Here there is similar wording https://www.ftc.gov/sites/default/f...july_-_december_1978pages_171-273.pdf#page=26 Page 52 into 53
Here is a link to the exact quote. It is an opinion only from 2014 and not part of the original 1977 decision. https://www.ftc.gov/policy/public-comments/2014/09/19/comment-00011
Not true it's on page 53 on the link I previously posted (#581), the wording is slightly different but it was the commissions finding which is the important part and here is the text screen capped from the FTC document.
It is more than slightly different. The original 1977 ruling did not use the same language as what was quoted here on CT. If you read my link, you will see that the quote is exact as what was posted. It is from the 2014 opinion piece not the 1977 ruling.
Yes, that's one place it can be found. But it is not part of the opinion written by Armen Vartian, it is a direct quote that Vartian referenced and taken from FTC doucuments, which are referenced by both he and I. What's more, and as I said, I have to believe that Daniel is well aware of that ruling and that is sets a specific precedent for what he does. Why ? Look here - https://www.ftc.gov/policy/public-comments/initiative-577 - at comments 1 & 2. Kind of hard to imagine how Daniel could not be aware given that.
Comment 1 seems to pretty much say it all. Kinda sounds definitive enough for my non professional opinion.
I may be missing something here but it looks to me as if Daniel is responding with a comment just like the lawyer did to a request for comments on the HPA from the FTC.
Your ignorance regarding bank notes is showing. Instead of trying to be "cute" why don't you offer some counter arguments that actually have substance?
Funny, that's not the impression I was getting. Besides, aren't the courts (specifically the HPA where litigation is encouraged and legally authorized in such cases) specifically designed to get folks to "see the light"? Given your legalese I would expect that you'd feel comfortable putting this subject to bed from a "legal" standpoint? But..........as is typical, folks with really hard stances against the Moonlight Mint, and who say "But this will ruin the Hobby!" just sit back and say "Not me! I'm just expressing my opinions." There's always someone out there willing to express how deeply they feel that this is an illegal activity and bodes ill for the coin collecting community and how somebody I going to make a grave purchasing error at some point in time, yet not one of you will actually step up to the plate and do something!

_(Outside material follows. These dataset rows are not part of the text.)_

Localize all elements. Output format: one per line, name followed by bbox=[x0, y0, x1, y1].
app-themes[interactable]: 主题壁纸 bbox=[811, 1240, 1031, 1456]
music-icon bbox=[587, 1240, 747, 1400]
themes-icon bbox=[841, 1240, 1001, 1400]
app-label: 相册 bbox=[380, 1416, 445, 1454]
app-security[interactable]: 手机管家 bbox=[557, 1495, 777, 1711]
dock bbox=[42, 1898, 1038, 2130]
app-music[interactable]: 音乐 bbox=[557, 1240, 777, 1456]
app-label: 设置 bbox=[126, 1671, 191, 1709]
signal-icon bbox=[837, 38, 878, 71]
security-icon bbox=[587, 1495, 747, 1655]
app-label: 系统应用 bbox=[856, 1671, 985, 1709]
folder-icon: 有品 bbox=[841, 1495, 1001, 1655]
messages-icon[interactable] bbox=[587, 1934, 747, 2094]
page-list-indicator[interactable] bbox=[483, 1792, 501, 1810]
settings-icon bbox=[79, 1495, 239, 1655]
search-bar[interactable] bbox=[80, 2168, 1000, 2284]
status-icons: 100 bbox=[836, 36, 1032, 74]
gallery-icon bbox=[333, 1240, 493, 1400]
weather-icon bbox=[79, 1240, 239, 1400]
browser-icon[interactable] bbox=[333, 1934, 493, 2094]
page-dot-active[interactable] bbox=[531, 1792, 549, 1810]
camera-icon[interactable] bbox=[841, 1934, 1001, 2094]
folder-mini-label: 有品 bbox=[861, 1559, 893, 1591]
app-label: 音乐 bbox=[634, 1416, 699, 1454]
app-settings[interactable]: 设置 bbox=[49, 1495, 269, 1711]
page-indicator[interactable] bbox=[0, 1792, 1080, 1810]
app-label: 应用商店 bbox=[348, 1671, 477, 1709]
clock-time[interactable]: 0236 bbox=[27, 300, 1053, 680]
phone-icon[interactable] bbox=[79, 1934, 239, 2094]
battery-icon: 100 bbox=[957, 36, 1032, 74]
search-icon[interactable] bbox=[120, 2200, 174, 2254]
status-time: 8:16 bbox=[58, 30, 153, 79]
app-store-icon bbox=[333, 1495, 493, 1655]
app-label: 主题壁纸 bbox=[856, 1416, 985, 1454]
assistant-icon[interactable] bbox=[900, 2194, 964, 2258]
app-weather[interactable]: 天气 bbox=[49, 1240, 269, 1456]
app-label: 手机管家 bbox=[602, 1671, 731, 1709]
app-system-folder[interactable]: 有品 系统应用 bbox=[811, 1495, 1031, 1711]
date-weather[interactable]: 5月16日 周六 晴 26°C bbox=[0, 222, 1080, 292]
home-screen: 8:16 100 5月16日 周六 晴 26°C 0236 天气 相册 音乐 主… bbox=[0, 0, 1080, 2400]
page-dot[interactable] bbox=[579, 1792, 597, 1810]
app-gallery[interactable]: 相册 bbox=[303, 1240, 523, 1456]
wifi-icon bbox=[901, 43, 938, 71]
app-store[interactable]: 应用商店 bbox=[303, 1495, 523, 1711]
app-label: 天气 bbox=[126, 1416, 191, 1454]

I think you misinterpreted what I wrote. Here is a clarification: A) About 20% of my total activity is producing fantasy-date over-struck coins. These are struck over genuine coins of the same denomination and usually the same design. B) About 35% of my activity is producing coin club medals and other commissioned works. C) About 45% of my activity is producing tokens and medals of my own conception and design. For (B) and (C) I use virgin blanks because these pieces do not have the appearance of any actual US coins. For (A) I only use genuine coins.